Atkinson paints a fully robust picture of Teddy from childhood to a retirement home some 90 years later. She is particularly adept at imbuing a sense of reality across the time spanned by the novel. Each time period comes alive in her descriptions and use of the appropriate word in the right place. Atkinson’s writing is splendid. Her use of familiar quotes, partial quotes, and near-quotes, for example, to illuminate a character or situation is effective and adds layers of meaning in just a few words. It is a sprawling saga with a host of characters. It reflects life in all its ups and downs.

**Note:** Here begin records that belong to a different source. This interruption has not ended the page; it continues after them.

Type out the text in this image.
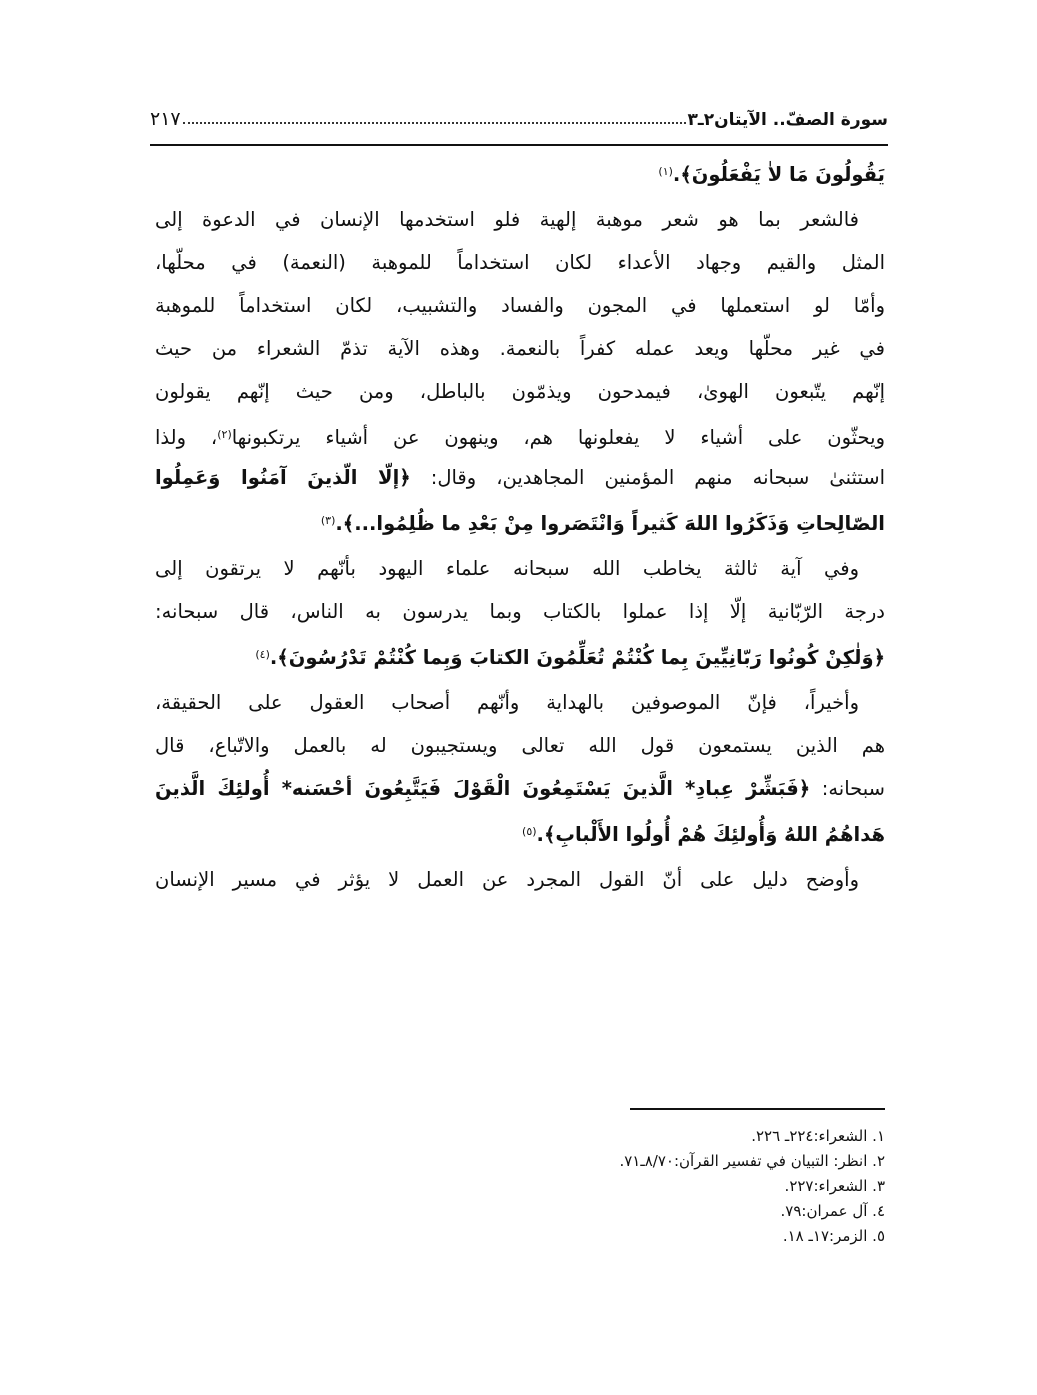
سورة الصفّ.. الآيتان٢ـ٣
٢١٧
يَقُولُونَ مَا لاٰ يَفْعَلُونَ﴾.$^{(١)}$
فالشعر بما هو شعر موهبة إلهية فلو استخدمها الإنسان في الدعوة إلى
المثل والقيم وجهاد الأعداء لكان استخداماً للموهبة (النعمة) في محلّها،
وأمّا لو استعملها في المجون والفساد والتشبيب، لكان استخداماً للموهبة
في غير محلّها ويعد عمله كفراً بالنعمة. وهذه الآية تذمّ الشعراء من حيث
إنّهم يتّبعون الهوىٰ، فيمدحون ويذمّون بالباطل، ومن حيث إنّهم يقولون
ويحثّون على أشياء لا يفعلونها هم، وينهون عن أشياء يرتكبونها$^{(٢)}$، ولذا
استثنىٰ سبحانه منهم المؤمنين المجاهدين، وقال: ﴿إلّا الّذينَ آمَنُوا وَعَمِلُوا
الصّالِحاتِ وَذَكَرُوا اللهَ كَثيراً وَانْتَصَروا مِنْ بَعْدِ ما ظُلِمُوا...﴾.$^{(٣)}$
وفي آية ثالثة يخاطب الله سبحانه علماء اليهود بأنّهم لا يرتقون إلى
درجة الرّبّانية إلّا إذا عملوا بالكتاب وبما يدرسون به الناس، قال سبحانه:
﴿وَلٰكِنْ كُونُوا رَبّانِيِّينَ بِما كُنْتُمْ تُعَلِّمُونَ الكتابَ وَبِما كُنْتُمْ تَدْرُسُونَ﴾.$^{(٤)}$
وأخيراً، فإنّ الموصوفين بالهداية وأنّهم أصحاب العقول على الحقيقة،
هم الذين يستمعون قول الله تعالى ويستجيبون له بالعمل والاتّباع، قال
سبحانه: ﴿فَبَشِّرْ عِبادِ* الَّذينَ يَسْتَمِعُونَ الْقَوْلَ فَيَتَّبِعُونَ أحْسَنه* أُولئِكَ الَّذينَ
هَداهُمُ اللهُ وَأُولئِكَ هُمْ أُولُوا الأَلْبابِ﴾.$^{(٥)}$
وأوضح دليل على أنّ القول المجرد عن العمل لا يؤثر في مسير الإنسان
١. الشعراء:٢٢٤ـ ٢٢٦.
٢. انظر: التبيان في تفسير القرآن:٨/٧٠ـ٧١.
٣. الشعراء:٢٢٧.
٤. آل عمران:٧٩.
٥. الزمر:١٧ـ ١٨.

Through the lives of the Todds, and specifically Teddy, Atkinson scrutinizes life in post-war Britain. The war was the fulcrum on which Britain teetered. Broadly speaking, it was still a colonial power until the war. During and afterwards was a long period of deprivation and austerity, and Britain was never the same. The Todd family was similarly affected as Atkinson makes so vividly clear. “The war had been a great chasm…” and there was no going back for Teddy or anyone else. The RAF no longer had need of pilots so he was remaindered but still haunted by the war. “Part of him never adjusted to having a future.”
Do not expect a narrative that flows with a lockstep beginning to the end. Atkinson conflates various decades onto a page, sometimes into a single paragraph. This literary device enables the narrator to remember and tell e vents in a natural manner: a bit of recalled memory leads one off on a tangent or two and finally back to the intended story. And, the story is magnificent.
The title is lifted from Ralph Waldo Emerson’s Nature: “A man is a god in ruins. When men are innocent, life shall be longer, and shall pass into the immortal, as gently as we awake from dreams.” Teddy is not innocent; he has indiscriminately killed citizens with his bombs from on high. On the other hand, he also destroyed factories used to make armaments that would have prolonged the war. The argument of good versus evil may be traced back through history to nearly every war in which the innocent suffer along with the guilty. This dichotomy is an integral part of Teddy’s life.
In a concluding Author’s Note, Atkinson speaks to the relationship between Life after Life and A God in Ruins and how they explore two different aspects of World War II. The former concentrates on life during the Blitz while A God in Ruins focuses on the campaign to bomb Germany into oblivion. She notes that the stories about the action aboard the Halifax bombers are based on first person accounts. She also includes a bibliography of sources that helped her in the creation of this truly marvelous novel.